Gross revenue is only part of what an employer invests when securing a permanent staff member. Permanent roles bundle hidden financial benefits that independent contractors fund out of their own pocket. The network's editorial baseline scales this protection layer at 30% of base salary — the configurable slider above lets you tune for richer or leaner packages.

Permanent equivalent = (Day Rate × Billable Days) ÷ (1 + Benefits Gap)

The 30% default accounts for employer auto-enrolment pension (3–10%), 25 days statutory holiday (~10% of salary), Statutory Sick Pay, private medical insurance, income protection, professional development budgets and discretionary bonus opportunity. A contractor pulling £110,000 of annualised revenue therefore matches the spending power of a permanent employee on a £84,615 baseline salary at the default gap.

3. Why the comparison can invert: the 60% trap and band stacking

Both routes flow through the same PAYE + Class 1 NI pipeline, so identical gross figures produce identical net figures. The interesting behaviour appears when the gap pushes the permanent gross below the contractor's gross by enough that the contractor's surplus crosses a marginal-rate cliff: the 40% higher-rate band at the basic-rate threshold, the 60% Personal-Allowance taper between £100,000 and £125,140, or the 47% additional-rate combined band above £125,140.

Above a benefits gap of roughly 35–40%, the permanent net can exceed the contractor net even though the contractor grosses more — the higher-rate tax simply confiscates more of the extra revenue than the benefits gap saves. The delta pill at the top of the comparison panel flips colour when this happens.

4. IR35 status: inside vs outside structural calculations

Your statutory IR35 employment status determines how contractor revenue flows through the tax system — a layer this converter intentionally does not model so it stays focused on spending-power parity.

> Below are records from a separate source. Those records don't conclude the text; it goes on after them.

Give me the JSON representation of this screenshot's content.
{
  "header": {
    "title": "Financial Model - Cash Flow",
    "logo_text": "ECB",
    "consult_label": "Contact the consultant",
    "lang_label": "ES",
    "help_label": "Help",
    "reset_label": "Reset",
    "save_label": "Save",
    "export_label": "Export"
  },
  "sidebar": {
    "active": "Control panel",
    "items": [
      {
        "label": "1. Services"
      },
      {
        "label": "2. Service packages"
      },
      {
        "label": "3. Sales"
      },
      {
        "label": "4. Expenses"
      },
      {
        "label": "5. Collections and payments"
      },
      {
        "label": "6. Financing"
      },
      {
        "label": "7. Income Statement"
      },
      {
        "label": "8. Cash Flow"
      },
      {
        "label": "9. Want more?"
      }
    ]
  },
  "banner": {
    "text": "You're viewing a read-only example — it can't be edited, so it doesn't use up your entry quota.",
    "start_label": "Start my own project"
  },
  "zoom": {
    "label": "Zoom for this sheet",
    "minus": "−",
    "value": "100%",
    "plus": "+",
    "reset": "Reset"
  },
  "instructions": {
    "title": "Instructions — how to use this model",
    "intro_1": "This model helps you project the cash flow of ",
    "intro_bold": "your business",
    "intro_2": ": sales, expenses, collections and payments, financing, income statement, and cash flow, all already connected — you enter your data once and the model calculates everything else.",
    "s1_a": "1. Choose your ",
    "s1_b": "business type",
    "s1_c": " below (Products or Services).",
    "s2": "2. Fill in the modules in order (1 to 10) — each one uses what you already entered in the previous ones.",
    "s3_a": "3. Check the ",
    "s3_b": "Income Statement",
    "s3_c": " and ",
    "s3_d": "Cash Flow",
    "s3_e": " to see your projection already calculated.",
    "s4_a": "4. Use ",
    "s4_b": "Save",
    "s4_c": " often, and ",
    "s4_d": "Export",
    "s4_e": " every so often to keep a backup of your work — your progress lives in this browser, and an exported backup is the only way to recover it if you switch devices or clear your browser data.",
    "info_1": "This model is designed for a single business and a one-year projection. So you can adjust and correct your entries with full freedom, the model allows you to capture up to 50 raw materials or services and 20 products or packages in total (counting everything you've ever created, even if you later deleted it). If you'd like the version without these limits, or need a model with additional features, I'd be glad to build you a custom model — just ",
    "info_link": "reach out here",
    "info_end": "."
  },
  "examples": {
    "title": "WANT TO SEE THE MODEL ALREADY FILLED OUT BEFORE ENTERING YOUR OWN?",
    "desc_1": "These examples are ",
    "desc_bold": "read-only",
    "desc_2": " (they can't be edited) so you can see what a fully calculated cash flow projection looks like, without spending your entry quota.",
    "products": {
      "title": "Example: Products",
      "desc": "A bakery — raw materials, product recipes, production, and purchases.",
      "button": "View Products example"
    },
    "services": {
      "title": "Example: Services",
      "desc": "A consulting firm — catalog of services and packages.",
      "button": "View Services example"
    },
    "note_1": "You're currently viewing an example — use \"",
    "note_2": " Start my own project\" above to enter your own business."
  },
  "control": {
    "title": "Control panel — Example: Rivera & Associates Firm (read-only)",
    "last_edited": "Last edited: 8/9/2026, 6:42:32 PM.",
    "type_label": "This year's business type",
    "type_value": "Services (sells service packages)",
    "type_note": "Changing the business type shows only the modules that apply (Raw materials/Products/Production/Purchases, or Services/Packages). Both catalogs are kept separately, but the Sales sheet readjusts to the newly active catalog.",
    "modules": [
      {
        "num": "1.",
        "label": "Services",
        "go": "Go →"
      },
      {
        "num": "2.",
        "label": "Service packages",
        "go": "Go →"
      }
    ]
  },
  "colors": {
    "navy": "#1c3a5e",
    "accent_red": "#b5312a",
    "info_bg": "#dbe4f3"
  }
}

  • Outside IR35: the engagement is treated as B2B. Revenue lands in a Personal Service Company, expenses clear corporately, profits face the 19% small-profits Corporation Tax rate (or marginal taper to 25% above £50,000), and the director extracts cash via a low salary plus dividends. Model the extraction ladder on the Dividend vs. Salary Calculator.
  • Inside IR35: the fee-payer must subtract the 15% employer National Insurance contribution on earnings above £5,000 before your gross taxable income is calculated. The reduced gross then flows through standard employee PAYE plus 8% Class 1 NI, materially shrinking the net retention rate. Model umbrella deductions on the Contractor Calculator.

This converter assumes a clean PAYE comparison on both sides so the figure you read is the like-for-like permanent salary — not a deemed umbrella outcome. Layer IR35 deductions on top via the specialist calculators above when you've settled on the parity number.

Assumptions DEFAULTS

Slider midpoints — override any of them in the calculator above.

  • Default day rate £500
  • Default billable days 220 days
  • Default benefits gap 30%
  • Slider range · days 180 – 260
  • Slider range · gap 0% – 50%
  • Personal Allowance £12,570

FAQ 4 ANSWERS

  • Why is 220 the default billable-days figure?

    260 weekday year minus 25 days holiday, minus 8 UK bank holidays, minus a 7-day allowance for sickness, training and bench between projects. 220 is the conservative middle-ground most UK contractor accountants assume.

  • What's actually inside the 30% benefits gap?

    Employer pension auto-enrolment (3% minimum, often higher), 25 days statutory holiday (~10% of salary), Statutory Sick Pay, private medical cover, bonus / RSU potential and access to corporate training budgets. Slide it up to 40–45% for richer packages; down to 15% for bare-minimum employers.

  • Does this account for IR35 / inside-vs-outside?

    No — both routes run through the standard UK PAYE pipeline. For inside-IR35 umbrella modelling (employer NI deducted from the assignment rate) use the Contractor Calculator; for outside-IR35 PSC extraction use the Dividend vs. Salary calculator.

  • Why does the permanent net sometimes exceed the contractor net?

    When you push the benefits gap above ~35% the permanent gross drops fast enough that the contractor's higher gross gets eaten by the 40% higher-rate band and the 60% PA-taper between £100k and £125,140. The arithmetic flips — that's exactly what the comparison is for.